AVS 60th International Symposium and Exhibition | |
Thin Film | Thursday Sessions |
Session TF+AS+EM+NS+SS-ThM |
Session: | Thin Film: Growth and Characterization I |
Presenter: | M. Vargas, University of Texas at El Paso |
Authors: | M. Vargas, University of Texas at El Paso C.V. Ramana, University of Texas at El Paso |
Correspondent: | Click to Email |
Hafnium oxide (HfO2) is a unique material characterized by excellent chemical and physical properties. It is a wide band gap ( 5.5 eV) material, which makes it attractive for optoelectronics since it transparent from the ultraviolet to the mid-infrared region. Being a promising high-k dielectric, HfO2 has a strong potential to replace silicon oxide as the insulator in CMOS devices. HfO2 exhibits various polymorphs; the thermodynamic stability and phase existence depends on the temperature and pressure conditions. Controlled growth and manipulation of specific crystal structures of HfO2 at the nanoscale dimensions has important technological implications. The present work entails a detailed analysis of growth behavior, microstructure, and optical properties of monoclinic HfO2 films as a function of growth temperature. In addition, the effect of post-deposition annealing temperature was also studied. HfO2 thin films were grown by RF magnetron sputtering onto silicon (100) and quartz substrates by keeping power, pressure, and flow of Ar and O2 and their ratio (70:30) constant, but varying growth temperature from room temperature to 600 C. A thorough characterization was performed through scanning electron microscopy (SEM), transmission electron microscopy (TEM), atomic force microscopy (AFM), and grazing incidence x-ray diffraction (GIXRD).
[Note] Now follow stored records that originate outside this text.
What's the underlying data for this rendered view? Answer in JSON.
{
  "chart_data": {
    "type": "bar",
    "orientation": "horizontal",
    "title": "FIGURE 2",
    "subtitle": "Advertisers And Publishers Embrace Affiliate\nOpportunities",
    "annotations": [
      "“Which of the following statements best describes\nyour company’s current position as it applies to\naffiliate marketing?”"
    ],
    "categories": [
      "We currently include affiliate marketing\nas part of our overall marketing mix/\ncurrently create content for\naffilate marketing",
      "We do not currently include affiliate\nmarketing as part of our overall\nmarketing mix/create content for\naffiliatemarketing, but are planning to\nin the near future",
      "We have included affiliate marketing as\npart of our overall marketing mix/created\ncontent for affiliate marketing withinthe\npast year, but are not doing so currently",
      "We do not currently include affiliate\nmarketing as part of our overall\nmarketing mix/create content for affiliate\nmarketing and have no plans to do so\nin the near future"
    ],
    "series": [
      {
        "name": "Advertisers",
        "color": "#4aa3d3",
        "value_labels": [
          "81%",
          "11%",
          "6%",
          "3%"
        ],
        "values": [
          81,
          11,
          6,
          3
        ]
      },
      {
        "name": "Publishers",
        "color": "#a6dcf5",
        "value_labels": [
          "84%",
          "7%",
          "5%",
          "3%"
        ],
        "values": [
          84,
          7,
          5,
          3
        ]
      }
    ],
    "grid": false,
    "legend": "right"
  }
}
Optical properties were evaluated using spectrophotometric and ellipsometry measurements. GIXRD data revealed a well oriented structure along (-111) as temperature increases, and an evident crystallization temperature at 300 C. The grain sizes measured were in the range of 15 to 20 nm; grain sizes increased with temperature. While SEM and AFM analyses also indicate the grain size with increasing temperature, roughness of the films exhibits a decreasing tendency with increasing temperature. Optical data revealed a double band gap for temperatures higher than RT as well as an increase in band gap with increasing growth temperature. The band gap for at HfO2 thin films grown at RT was found to be 5.7 eV. The band gap increased to values of ~6.2 eV with increasing growth temperature. A correlation between growth conditions, microstructure and optical properties of nanocrystalline HfO2 thin films is discussed.